We see that I will never have incentive to sell you the item. So I should bid as if I'm not going to sell you the item. We have an equilibrium bidding strategy for this anyways, given by the first price auction.

• I edited and replaced $\beta(v_{i})$ with $b_{i}$. It's a force of habit to write $\beta(v_{i})$ when there is a symmetric equilibrium bidding strategy. I did not mean to imply the first price equilibrium bidding strategy. My apologies for the confusion. Sep 9 '15 at 21:29
• Why does $v_i \geq v_{-i}$ follow from winning the item? I think the very point of the exercise is showing this. Only $b_i \geq b_{-i} = \beta(v_{-i})$ follows. Sep 9 '15 at 21:29
• I edited a little. It's still a symmetric game, so there is a symmetric equilibrium bidding strategy which is non-decreasing on the valuations. It follows that if I win, your valuation cannot exceed mine. For if it did, then you would have bid at least as much as I did using the symmetric bidding strategy. Sep 9 '15 at 21:34
• The way I understand the question: $(\beta,\beta)$ was a sym. eq. strategy profile in the old game. (no resale) Show that $(\beta,\beta)$ is also an eq. strat. profile in the new game. This implies that you have to show $$U_1(\beta',\beta) \leq U_1(\beta,\beta)$$. I think it is not enough to show that given $(\beta,\beta)$ no resale occurs.
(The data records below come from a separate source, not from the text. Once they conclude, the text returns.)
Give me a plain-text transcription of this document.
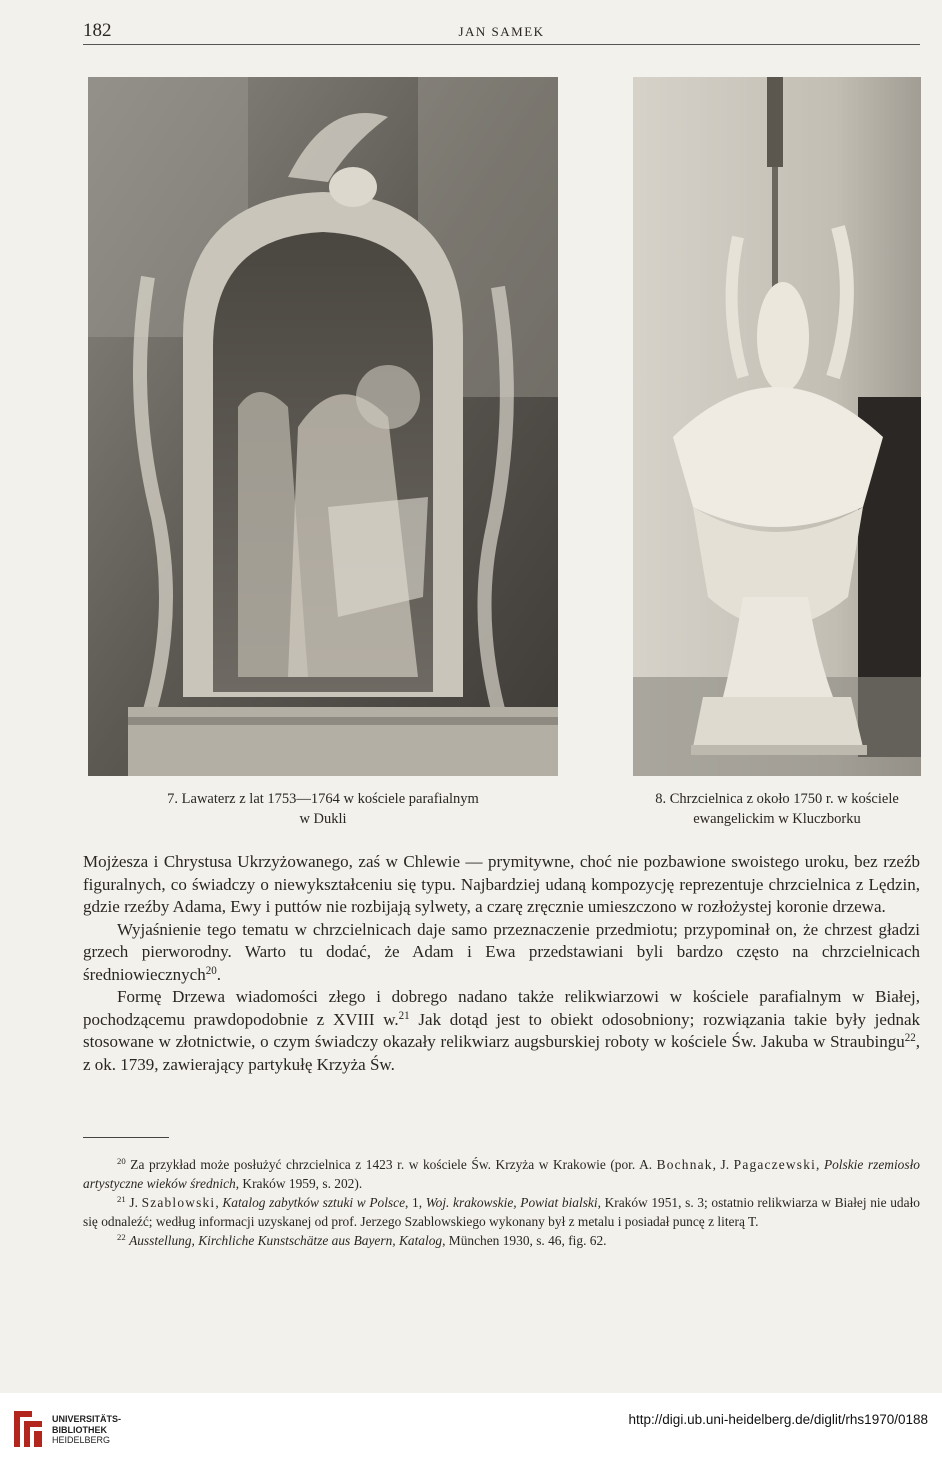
182	JAN SAMEK
7. Lawaterz z lat 1753—1764 w kościele parafialnym
w Dukli
8. Chrzcielnica z około 1750 r. w kościele
ewangelickim w Kluczborku

Mojżesza i Chrystusa Ukrzyżowanego, zaś w Chlewie — prymitywne, choć nie pozbawione swoistego uroku, bez rzeźb figuralnych, co świadczy o niewykształceniu się typu. Najbardziej udaną kompozycję reprezentuje chrzcielnica z Lędzin, gdzie rzeźby Adama, Ewy i puttów nie rozbijają sylwety, a czarę zręcznie umieszczono w rozłożystej koronie drzewa.

Wyjaśnienie tego tematu w chrzcielnicach daje samo przeznaczenie przedmiotu; przypominał on, że chrzest gładzi grzech pierworodny. Warto tu dodać, że Adam i Ewa przedstawiani byli bardzo często na chrzcielnicach średniowiecznych$^{20}$.

Formę Drzewa wiadomości złego i dobrego nadano także relikwiarzowi w kościele parafialnym w Białej, pochodzącemu prawdopodobnie z XVIII w.$^{21}$ Jak dotąd jest to obiekt odosobniony; rozwiązania takie były jednak stosowane w złotnictwie, o czym świadczy okazały relikwiarz augsburskiej roboty w kościele Św. Jakuba w Straubingu$^{22}$, z ok. 1739, zawierający partykułę Krzyża Św.

$^{20}$ Za przykład może posłużyć chrzcielnica z 1423 r. w kościele Św. Krzyża w Krakowie (por. A. Bochnak, J. Pagaczewski, Polskie rzemiosło artystyczne wieków średnich, Kraków 1959, s. 202).

$^{21}$ J. Szablowski, Katalog zabytków sztuki w Polsce, 1, Woj. krakowskie, Powiat bialski, Kraków 1951, s. 3; ostatnio relikwiarza w Białej nie udało się odnaleźć; według informacji uzyskanej od prof. Jerzego Szablowskiego wykonany był z metalu i posiadał puncę z literą T.

$^{22}$ Ausstellung, Kirchliche Kunstschätze aus Bayern, Katalog, München 1930, s. 46, fig. 62.

UNIVERSITÄTS-
BIBLIOTHEK
HEIDELBERG
http://digi.ub.uni-heidelberg.de/diglit/rhs1970/0188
Sep 9 '15 at 21:37

Let's first see why this problem is interesting: Suppose both players shade their bid according to the usual first price auction equilibrium. Whether these strategies are optimal crucially depends on what happens in the later subgames. Let's consider Jane who has 0 valuation for the good. In the usual first price auction, Jane should bid 0. However, this is now no longer true. In fact, Jane now has a positive valuation from winning the good in the auction, since she can sell it with some probability to Mike. Since the take-it-or-leave-it offer extracts the complete willingness to pay of Mike, Jane's valuation for the good is now $E[Y]$ where $Y$ is drawn from $F$. Similarly, all other types should behave as if they add to their valuation $y$ the amount $E[\bar Y|\bar Y>y]$ since this is the expected resale value of the good.

From this simple reasoning, it is straightforward to change the provided first price auction equilibrium condition

$\beta(x) = E[Y|Y<x]$

into a version which accounts for the increased valuation from resale:

$\beta(x) = E[Y+E[\bar Y|\bar Y > Y]\, | \, (Y+E[\bar Y|\bar Y > Y]) < (x + E[\bar Y|\bar Y > x]) ]$

where both $Y$ and $\bar Y$ are drawn from $F$.

Note 1: the equilibrium concept was not specified. The above solution assumes subgame perfection. The set of Nash equilibria is much larger, since offers can be rejected off the equilibrium path.

Note 2: since the strategies are one-to-one mappings of the drawn valuation, the players can always infer the valuation of the other player from the observed bid.

• So you are claiming that the exercise is mistaken and the $(\beta,\beta)$ from the first game is not a SPNE of the second game? I assume this because your provide a different formula for the equilibrium strategy of the second game, the 'second' $\beta$ . Sep 10 '15 at 15:19
• indeed, i was a bit hasty with the conclusion that the new $\beta(x)$ differs from the previous one. it may still simplify to the original equilibrium.